I didn’t have much time left in Ohio. The only reason I’m here in the US at all is to pick up my daughter who’s been stuck here since the borders closed last year and the majority of my time has been spent gathering documents for her South African visa. I needed to get to Kentucky as soon as possible. When would I have this opportunity again? Fortunately, the drive from Springfield, OH to Lancaster,KY is a short 3 hour soca party drive away. For the first time in my life as I drove over the Ohio River, I appreciated the gumption it must’ve taken my grandfather and his six siblings to move from rural Kentucky to a city as large and bustling as Cincinnati and then for some onto Columbus and Detroit. 

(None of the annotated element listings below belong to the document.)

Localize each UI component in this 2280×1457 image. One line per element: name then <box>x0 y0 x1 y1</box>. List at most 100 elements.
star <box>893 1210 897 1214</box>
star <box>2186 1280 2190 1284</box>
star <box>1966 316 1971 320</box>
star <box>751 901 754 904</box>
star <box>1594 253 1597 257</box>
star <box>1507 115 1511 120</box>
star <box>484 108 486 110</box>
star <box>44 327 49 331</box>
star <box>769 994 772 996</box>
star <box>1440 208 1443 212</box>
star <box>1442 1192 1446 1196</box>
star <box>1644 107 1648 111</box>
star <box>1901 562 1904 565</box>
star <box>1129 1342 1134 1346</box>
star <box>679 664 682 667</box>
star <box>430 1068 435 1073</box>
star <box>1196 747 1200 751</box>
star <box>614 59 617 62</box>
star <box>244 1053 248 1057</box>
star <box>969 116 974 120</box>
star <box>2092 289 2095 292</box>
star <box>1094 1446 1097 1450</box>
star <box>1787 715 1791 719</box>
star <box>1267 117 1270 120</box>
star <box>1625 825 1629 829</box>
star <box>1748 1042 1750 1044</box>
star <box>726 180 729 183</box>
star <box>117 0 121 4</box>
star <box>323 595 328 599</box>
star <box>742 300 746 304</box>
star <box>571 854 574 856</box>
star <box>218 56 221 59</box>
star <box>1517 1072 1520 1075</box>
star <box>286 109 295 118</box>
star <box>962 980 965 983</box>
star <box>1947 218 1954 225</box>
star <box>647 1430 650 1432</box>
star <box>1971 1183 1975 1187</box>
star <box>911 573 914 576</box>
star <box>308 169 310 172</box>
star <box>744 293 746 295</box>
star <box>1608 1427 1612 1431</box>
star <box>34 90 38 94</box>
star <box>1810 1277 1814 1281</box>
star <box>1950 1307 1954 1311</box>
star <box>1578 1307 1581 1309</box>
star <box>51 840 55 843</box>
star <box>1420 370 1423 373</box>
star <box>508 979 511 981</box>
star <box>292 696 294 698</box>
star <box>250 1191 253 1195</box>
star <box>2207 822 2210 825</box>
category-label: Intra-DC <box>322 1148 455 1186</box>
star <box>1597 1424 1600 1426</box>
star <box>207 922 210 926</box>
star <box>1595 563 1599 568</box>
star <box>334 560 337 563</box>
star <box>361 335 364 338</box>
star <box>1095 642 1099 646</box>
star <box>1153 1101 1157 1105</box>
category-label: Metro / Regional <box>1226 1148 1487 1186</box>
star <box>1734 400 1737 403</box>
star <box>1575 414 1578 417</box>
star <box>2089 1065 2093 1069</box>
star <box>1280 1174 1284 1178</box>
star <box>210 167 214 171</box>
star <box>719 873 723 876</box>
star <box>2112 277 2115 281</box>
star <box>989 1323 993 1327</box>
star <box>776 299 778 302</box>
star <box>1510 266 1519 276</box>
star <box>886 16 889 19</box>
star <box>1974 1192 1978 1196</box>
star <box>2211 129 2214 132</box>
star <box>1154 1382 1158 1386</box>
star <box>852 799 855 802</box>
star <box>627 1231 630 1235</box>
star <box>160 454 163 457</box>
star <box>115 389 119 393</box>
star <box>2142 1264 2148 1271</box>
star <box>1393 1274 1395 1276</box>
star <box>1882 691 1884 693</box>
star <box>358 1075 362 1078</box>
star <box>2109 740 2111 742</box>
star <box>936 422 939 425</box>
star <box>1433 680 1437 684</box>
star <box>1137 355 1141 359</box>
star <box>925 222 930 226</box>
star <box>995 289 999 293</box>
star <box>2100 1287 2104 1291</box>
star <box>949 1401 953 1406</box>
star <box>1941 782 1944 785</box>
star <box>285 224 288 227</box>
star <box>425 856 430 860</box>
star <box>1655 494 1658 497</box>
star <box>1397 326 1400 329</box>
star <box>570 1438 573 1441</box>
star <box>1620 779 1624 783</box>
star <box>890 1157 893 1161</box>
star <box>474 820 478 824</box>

The emotions I battled the morning I prepared for my departure were nearly overwhelming. Peachie, I had discovered by then, was born in 1854 which means she was barely older than my youngest child when the Civil War ended as was emancipated from slavery. Had she been trafficked from some other part of the country or was she born in Kentucky? Had she had people ripped from her in her childhood? How did she feel when she realized that she was free? Why did my heart race at the thought of going to a place that represented both bondage and liberation, prison and home for my ancestor? She had been born in Garrard but never left. It would be too much to ask to get answers for these questions, but Peachie and God had positioned an angel for me in Lancaster. Her name is K*. 

K* is not just a clerk in the county clerk’s office, she is a historian in her own right and a woman in possession of so much generosity that it buoys even the saddest spirit. She guided me through the office’s archival system, talked with me at length about her own life and interests, enquired about mine and gave me the keys to unlock the safe that harbored information about my family that filled me with more pride than I could’ve hoped to hold. I discovered that not long after emancipation, my great x3 uncles bought 10 acres of land in Davistown. My 4th great grandfather was on the board of trustees for the Davistown Baptist church. They were property owners and respected by the community. Their descendants went on to fight in wars in defence of a country that would not give them full citizenship until long past its due, would travel the world and become healthcare professionals, mathematicians, serial entrepreneurs, swindlers, authors, bums and bullshitters. (#Balance)

K* and I have kept up communication and she has even deigned to call me a friend. This is not a title I accept lightly and am honored that she considers me such. 

****

You can of course imagine the depths of my gratitude for the discoveries I’ve made and with such relative ease. I could feel Peachie guiding me through the process and am unsure how to express my thanks except to say “thank you”. However, when you’ve been given much, it’s only natural to explore how much more you might be able to get.  

“Okay, God. If I could just find Peachie’s mother and father…THEN I would be satisfied.”

Y’all…

When I have more information about them, I will tell you about Mary and Nelson Dunn. (((SCREAMS INFINITELY)))

*****

I don’t know if my life as I’m living it represents my ancestors’ wildest dreams, but I hope that it is one that they are proud of, that my accomplishments are worthy of their numerous sacrifices, and that long after I’ve left this earth my descendants will find me as fascinating and complicated and worthy of inquiry as I have found them.   

This article has 2 comments

  1. Kathy Howard

    Tears. Gratitude. Thankfulness. It was my privilege to meet you and walk your journey with you. I will look into the two “new” names to see what I can discover. K*

    • Malaka

      K*!!!! I’m so, so, SO glad to see you here. It was MY privilege as well. I cannot express how glad I am that you’re in my life now. I have no idea when we’ll meet again, but you will always be a beam of light in my soul’s mind. Bless you, my friend.